Computational modeling, docking and molecular dynamics of the transcriptional activator ComA bound to a newly-identified functional DNA binding site

Quorum sensing is the mechanism by which bacterial cells communicate to each other in response to changes in cell density. Secreted signaling molecules reach other bacteria and trigger an internal physiological response, like production of degradative enzymes and antibiotics, competence development, sporulation and pathogenesis. In Bacillus subtilis, the transcriptional activator ComA regulates several genes of the quorum sensing response. ComA binds to recognition elements (RE) in bacterial promoters, activating transcription. The DNA binding domain of ComA has four α-helices, which contain a helix-turn-helix (HTH) motif. Several promoters in B. subtilis have known inverted repeat motifs (RE1 and RE2), where a ComA dimer can bind. However, a third and fourth recognition-like element (RE3 and RE4) in a direct repeat (DR) arrangement have recently been identified downstream of the known ComA box. Currently there is no structural information on how a DR would bind to ComA.

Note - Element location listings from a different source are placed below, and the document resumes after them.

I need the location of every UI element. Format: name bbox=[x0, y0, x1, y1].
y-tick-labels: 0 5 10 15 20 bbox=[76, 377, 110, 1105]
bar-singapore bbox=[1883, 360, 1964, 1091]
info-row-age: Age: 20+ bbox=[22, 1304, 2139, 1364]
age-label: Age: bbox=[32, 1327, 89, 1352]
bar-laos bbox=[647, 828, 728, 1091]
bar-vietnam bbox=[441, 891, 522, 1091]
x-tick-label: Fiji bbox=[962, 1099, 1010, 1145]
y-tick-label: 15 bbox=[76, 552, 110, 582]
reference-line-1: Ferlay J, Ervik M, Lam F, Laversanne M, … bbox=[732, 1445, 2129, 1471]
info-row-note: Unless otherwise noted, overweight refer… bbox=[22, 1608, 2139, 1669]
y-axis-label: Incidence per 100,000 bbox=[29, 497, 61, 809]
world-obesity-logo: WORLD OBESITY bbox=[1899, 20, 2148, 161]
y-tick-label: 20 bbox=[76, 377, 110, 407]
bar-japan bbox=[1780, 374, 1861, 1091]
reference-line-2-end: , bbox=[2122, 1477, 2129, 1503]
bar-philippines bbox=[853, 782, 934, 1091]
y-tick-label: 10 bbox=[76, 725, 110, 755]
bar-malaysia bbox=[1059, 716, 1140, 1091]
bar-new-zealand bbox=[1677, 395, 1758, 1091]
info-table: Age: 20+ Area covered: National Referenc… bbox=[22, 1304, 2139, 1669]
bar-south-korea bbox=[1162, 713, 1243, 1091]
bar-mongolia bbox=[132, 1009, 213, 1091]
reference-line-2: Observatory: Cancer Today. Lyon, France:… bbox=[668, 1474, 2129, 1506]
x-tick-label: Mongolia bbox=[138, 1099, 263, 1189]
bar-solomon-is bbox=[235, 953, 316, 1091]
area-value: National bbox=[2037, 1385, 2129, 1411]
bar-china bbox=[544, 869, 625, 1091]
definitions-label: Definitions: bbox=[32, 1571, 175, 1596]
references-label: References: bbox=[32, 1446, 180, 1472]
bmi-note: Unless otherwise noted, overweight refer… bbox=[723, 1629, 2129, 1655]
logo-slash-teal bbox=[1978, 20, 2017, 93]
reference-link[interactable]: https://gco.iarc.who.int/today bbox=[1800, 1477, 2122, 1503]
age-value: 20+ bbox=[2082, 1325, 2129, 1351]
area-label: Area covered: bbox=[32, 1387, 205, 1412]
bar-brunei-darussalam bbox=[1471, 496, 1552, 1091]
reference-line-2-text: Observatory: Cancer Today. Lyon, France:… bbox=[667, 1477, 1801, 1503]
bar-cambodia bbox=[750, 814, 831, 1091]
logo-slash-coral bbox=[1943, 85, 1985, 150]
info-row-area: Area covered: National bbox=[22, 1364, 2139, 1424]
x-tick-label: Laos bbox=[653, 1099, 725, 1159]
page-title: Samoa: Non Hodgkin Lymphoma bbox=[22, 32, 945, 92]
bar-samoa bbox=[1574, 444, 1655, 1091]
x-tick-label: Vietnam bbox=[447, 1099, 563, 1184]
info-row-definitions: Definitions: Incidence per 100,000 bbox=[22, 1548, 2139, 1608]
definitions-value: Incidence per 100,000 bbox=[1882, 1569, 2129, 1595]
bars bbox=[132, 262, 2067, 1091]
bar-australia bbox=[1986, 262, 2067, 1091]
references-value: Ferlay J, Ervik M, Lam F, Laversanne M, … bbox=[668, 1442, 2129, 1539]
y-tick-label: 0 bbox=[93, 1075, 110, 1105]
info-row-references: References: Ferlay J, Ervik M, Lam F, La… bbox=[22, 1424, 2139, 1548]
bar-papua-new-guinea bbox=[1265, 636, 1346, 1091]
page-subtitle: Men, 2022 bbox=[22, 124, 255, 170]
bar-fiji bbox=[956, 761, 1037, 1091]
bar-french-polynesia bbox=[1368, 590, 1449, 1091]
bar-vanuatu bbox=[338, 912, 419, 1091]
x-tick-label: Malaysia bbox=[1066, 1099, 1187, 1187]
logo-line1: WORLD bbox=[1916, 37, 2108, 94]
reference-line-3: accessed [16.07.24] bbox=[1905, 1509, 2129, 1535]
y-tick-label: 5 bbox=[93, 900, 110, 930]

Here, we present computational results supported by experiments that the DR (RE3 and RE4) form a functional domain for recognition of a ComA dimer. Flexible protein-DNA docking was used to get insight into the putative binding mode of ComA bound to the new direct repeat. The lowest-energy docked conformations of the ComA-DNA complex were tested for dynamic stability with explicit molecular dynamics simulations. Clustering of the sampled conformations was used to select a representative structure of the ComA-DR- DNA complex. In our results, the second α-helix of the HTH contributes most of the DNA recognition, binding to the major grooves of the DR-DNA, and interacting mostly with the DNA bases. We pinpoint specific ComA-DNA interactions that may have a key role for recognition and affinity. Furthermore, the physical interaction between ComA and the new DR was demonstrated in vitro, and its functionality was confirmed in vivo.

Our results strongly support the hypothesis that ComA dimers can bind to direct repeats, and provide an atomistic model for its recognition. Additionally, we suggest specific interactions for fine-tuning of transcription which will be tested experimentally.